How to build interconnectivity and mutual trust

On the basis of exploring diverse paths, the participants further discussed how to consolidate these scattered efforts into a sustainable ecosystem. Many guests emphasized that diversity does not equal fragmentation, and interconnectivity and interoperability are key under a diversified symbiotic pattern.

Sourisa Tanuon, Deputy Governor of the Bank of Laos, expressed his deep feelings about this. In sharing his country’s experience, he pointed out: “If we develop different systems but do not know how to connect them, it will create huge problems. The same principle applies to domestic and cross-border payments—it’s interoperability.” In his view, it is based on this key principle that Laos has been able to achieve leapfrog development in cross-border payments within just a few years from unifying domestic standards to regional interconnectivity.

Zhou Xiaochuan also pointed out while responding to questions about how to promote regional mutual trust that, while the Chinese government has always firmly supported multilateralism, the promotion of multilateral models in the payment field still faces practical obstacles: first, the dynamic development of technical discussions makes consensus hard to reach; second, competition among countries and market entities is fierce.

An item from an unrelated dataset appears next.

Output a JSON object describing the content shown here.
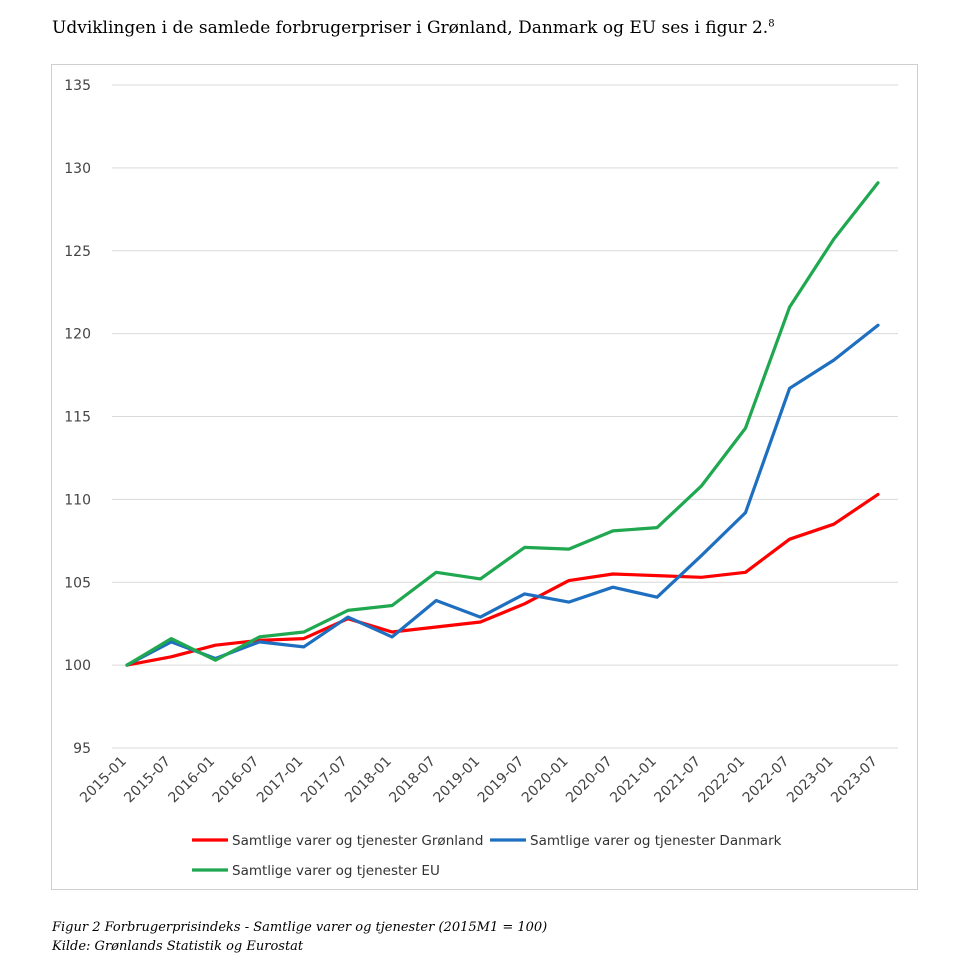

“But I believe that multilateralism can propose an advanced and attractive ‘template’ that makes others willing to join after seeing it; at the same time, this template must have greater compatibility and interoperability, and it doesn’t have to pursue a 100% unified standard but rather establish an inclusive system that allows for mutual conversion,” Zhou Xiaochuan emphasized.

“Global cross-border payments are moving toward a new era of diversified symbiosis. UnionPay will uphold its original intention of serving the people and, with a more open posture, build a comprehensive cooperation matrix across regions, businesses, and fields with all parties in the industry,” Dong Junfeng envisioned in his speech, stating the need to find the greatest common divisor in standard co-construction and interconnectivity, weaving a global network with system compatibility, and jointly building a diversified symbiotic payment landscape and a value community of mutual interconnectivity and trust with partners.